Jill seems to see me as a kindred spirit, much as I do her. She confided that she always assumed that Brian would get less than he deserved in a partner. Someone like Ann, she said.

"You don't like Ann?" I asked. I was surprised, she seemed okay.

"I like her fine, but she seems very... traditional, when it comes to, you know, sex."

"You don't think she's an experimenter?"

"I won't say she doesn't enjoy it," Jill said, "but I know I'd be bored with her choices. But then, you decided to settle down, too."

"I'd have to say I've... sampled the alternatives," I said. "I guess you're saying that Ann hadn't."

"You've played the field," she said.

"I wouldn't put it as bluntly as that, but yeah, I've got some experience to bring with me to a monogamous relationship."

"Sounds like Brian struck gold," she said, "and I'm glad for him. He deserves it. But you, though, how can you tie yourself down? I can't imagine doing that."
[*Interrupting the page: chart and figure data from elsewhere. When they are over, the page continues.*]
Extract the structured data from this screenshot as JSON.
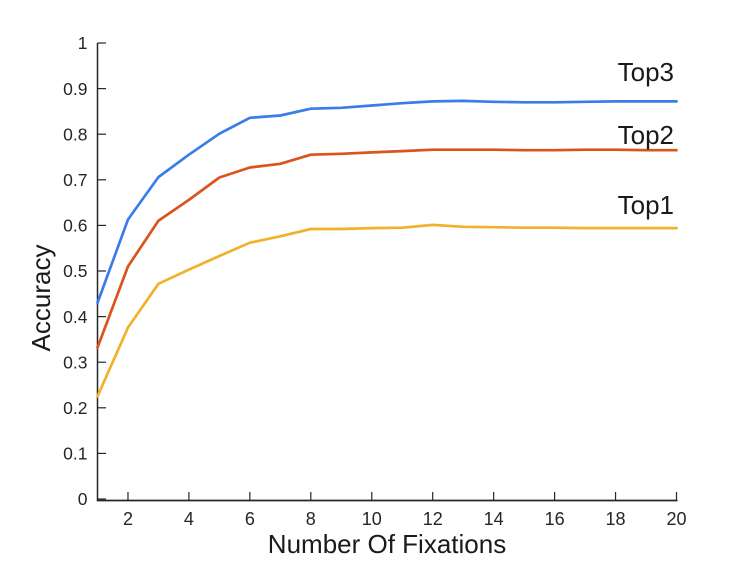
{
  "chart_data": {
    "type": "line",
    "xlabel": "Number Of Fixations",
    "ylabel": "Accuracy",
    "x": [
      1,
      2,
      3,
      4,
      5,
      6,
      7,
      8,
      9,
      10,
      11,
      12,
      13,
      14,
      15,
      16,
      17,
      18,
      19,
      20
    ],
    "xlim": [
      1,
      20
    ],
    "ylim": [
      0,
      1
    ],
    "x_ticks": [
      2,
      4,
      6,
      8,
      10,
      12,
      14,
      16,
      18,
      20
    ],
    "y_ticks": [
      0,
      0.1,
      0.2,
      0.3,
      0.4,
      0.5,
      0.6,
      0.7,
      0.8,
      0.9,
      1
    ],
    "y_tick_labels": [
      "0",
      "0.1",
      "0.2",
      "0.3",
      "0.4",
      "0.5",
      "0.6",
      "0.7",
      "0.8",
      "0.9",
      "1"
    ],
    "grid": false,
    "legend_position": "inline labels above right end of each line",
    "axis_color": "#262626",
    "tick_direction": "in",
    "series": [
      {
        "name": "Top3",
        "color": "#3b7ce9",
        "label_offset": 42,
        "values": [
          0.43,
          0.613,
          0.706,
          0.755,
          0.801,
          0.836,
          0.841,
          0.856,
          0.858,
          0.863,
          0.868,
          0.872,
          0.873,
          0.871,
          0.87,
          0.87,
          0.871,
          0.872,
          0.872,
          0.872
        ]
      },
      {
        "name": "Top2",
        "color": "#d9551d",
        "label_offset": 28,
        "values": [
          0.332,
          0.51,
          0.61,
          0.656,
          0.705,
          0.727,
          0.735,
          0.755,
          0.757,
          0.76,
          0.763,
          0.766,
          0.766,
          0.766,
          0.765,
          0.765,
          0.766,
          0.766,
          0.765,
          0.765
        ]
      },
      {
        "name": "Top1",
        "color": "#f1b22b",
        "label_offset": 36,
        "values": [
          0.225,
          0.376,
          0.472,
          0.503,
          0.533,
          0.562,
          0.576,
          0.592,
          0.592,
          0.594,
          0.595,
          0.601,
          0.597,
          0.596,
          0.595,
          0.595,
          0.594,
          0.594,
          0.594,
          0.594
        ]
      }
    ]
  }
}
"To be blunt," I answered, "I don't know. When it happened I was more surprised than anyone. Love is the main component, I think. No matter how much fun I could have playing around with anyone else, it doesn't beat how much more precious an experience is when you're sharing it with someone who really cares. So I wouldn't fault Ann, if that's all she knows... but there's nothing about being in love that stops you doing all the exciting things you'd do with another single partner. And that can be... whooo."

"You're saying that one day I'll meet a guy and want to settle down?"
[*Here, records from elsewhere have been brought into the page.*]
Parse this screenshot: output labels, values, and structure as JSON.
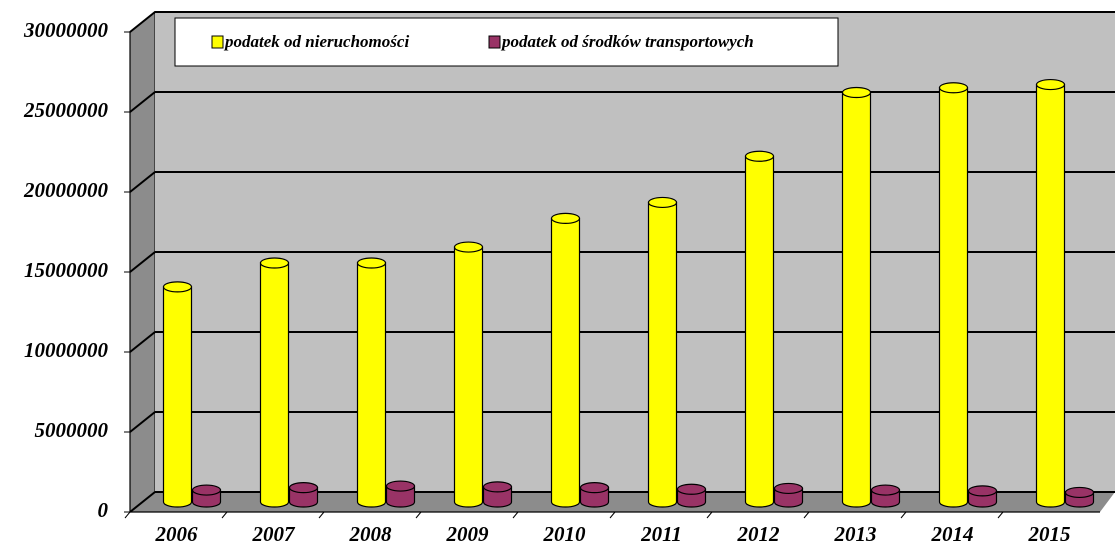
{
  "chart_data": {
    "type": "bar",
    "categories": [
      "2006",
      "2007",
      "2008",
      "2009",
      "2010",
      "2011",
      "2012",
      "2013",
      "2014",
      "2015"
    ],
    "series": [
      {
        "name": "podatek od nieruchomości",
        "color": "#ffff00",
        "values": [
          13500000,
          15000000,
          15000000,
          16000000,
          17800000,
          18800000,
          21700000,
          25700000,
          26000000,
          26200000
        ]
      },
      {
        "name": "podatek od środków transportowych",
        "color": "#993366",
        "values": [
          750000,
          900000,
          1000000,
          950000,
          900000,
          800000,
          850000,
          750000,
          700000,
          600000
        ]
      }
    ],
    "ylim": [
      0,
      30000000
    ],
    "yticks": [
      0,
      5000000,
      10000000,
      15000000,
      20000000,
      25000000,
      30000000
    ],
    "grid": true
  }
}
She was not being bitter, more making a tongue-in-cheek sarcastic comment, but I treated it seriously. "No, I'm not. I'm saying that if and when you truly love your partner, it's an option. You don't have to give anything up, and you can add to your depth of experience. But I'm no expert on monogamy, I have maybe eight months' of practice."

"And Brian is really all you need? I'm surprised he can keep up."
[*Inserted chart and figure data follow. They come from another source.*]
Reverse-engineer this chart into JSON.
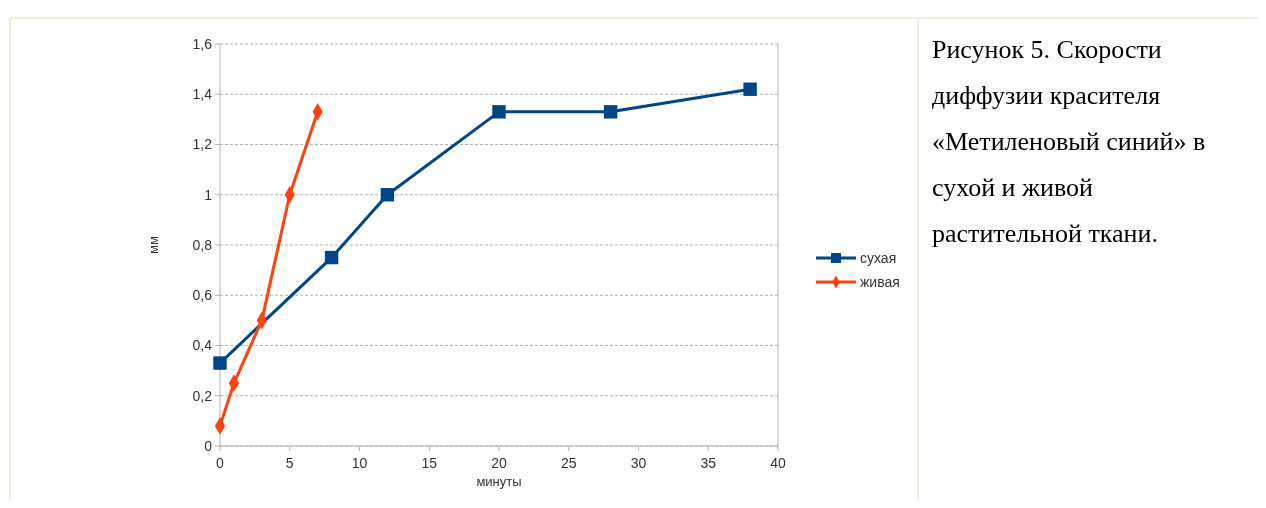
{
  "chart_data": {
    "type": "line",
    "xlabel": "минуты",
    "ylabel": "мм",
    "xlim": [
      0,
      40
    ],
    "xticks": [
      0,
      5,
      10,
      15,
      20,
      25,
      30,
      35,
      40
    ],
    "ylim": [
      0,
      1.6
    ],
    "yticks": [
      {
        "value": 0,
        "label": "0"
      },
      {
        "value": 0.2,
        "label": "0,2"
      },
      {
        "value": 0.4,
        "label": "0,4"
      },
      {
        "value": 0.6,
        "label": "0,6"
      },
      {
        "value": 0.8,
        "label": "0,8"
      },
      {
        "value": 1,
        "label": "1"
      },
      {
        "value": 1.2,
        "label": "1,2"
      },
      {
        "value": 1.4,
        "label": "1,4"
      },
      {
        "value": 1.6,
        "label": "1,6"
      }
    ],
    "grid": "y",
    "legend": "right",
    "series": [
      {
        "name": "сухая",
        "color": "#004586",
        "marker": "square",
        "x": [
          0,
          8,
          12,
          20,
          28,
          38
        ],
        "values": [
          0.33,
          0.75,
          1,
          1.33,
          1.33,
          1.42
        ]
      },
      {
        "name": "живая",
        "color": "#ff420e",
        "marker": "diamond",
        "x": [
          0,
          1,
          3,
          5,
          7
        ],
        "values": [
          0.08,
          0.25,
          0.5,
          1,
          1.33
        ]
      }
    ],
    "annotations": [
      "Рисунок 5. Скорости диффузии красителя «Метиленовый синий» в сухой и живой растительной ткани."
    ]
  }
}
I lowered my voice, though there was no-one else around. "Brian has been a very good student. I've no need to look anywhere else."

"One-stop shopping?"

I laughed with her.

When Brian came into the kitchen a few minutes later, Jill said "It's the grocery", and we both laughed, and then refused to explain ourselves. I told him I couldn't let him in on the joke, because it would make him laugh, and laughing makes him cough himself sick.

He didn't believe me, but he didn't press the issue.

 

Something Jill said about a camping trip she took as a teenager gave me an idea for a story. It needs some fleshing out... and the story is in no way related to what she told me, just the basic idea. As uninhibited as Jill may be, I don't see her as the girl in my story...

Brian is miserable. He's coughing so much on a night he's keeping both of us awake, but himself especially, so he's tired all through the day. Still, we're going to do the New Years' Eve party.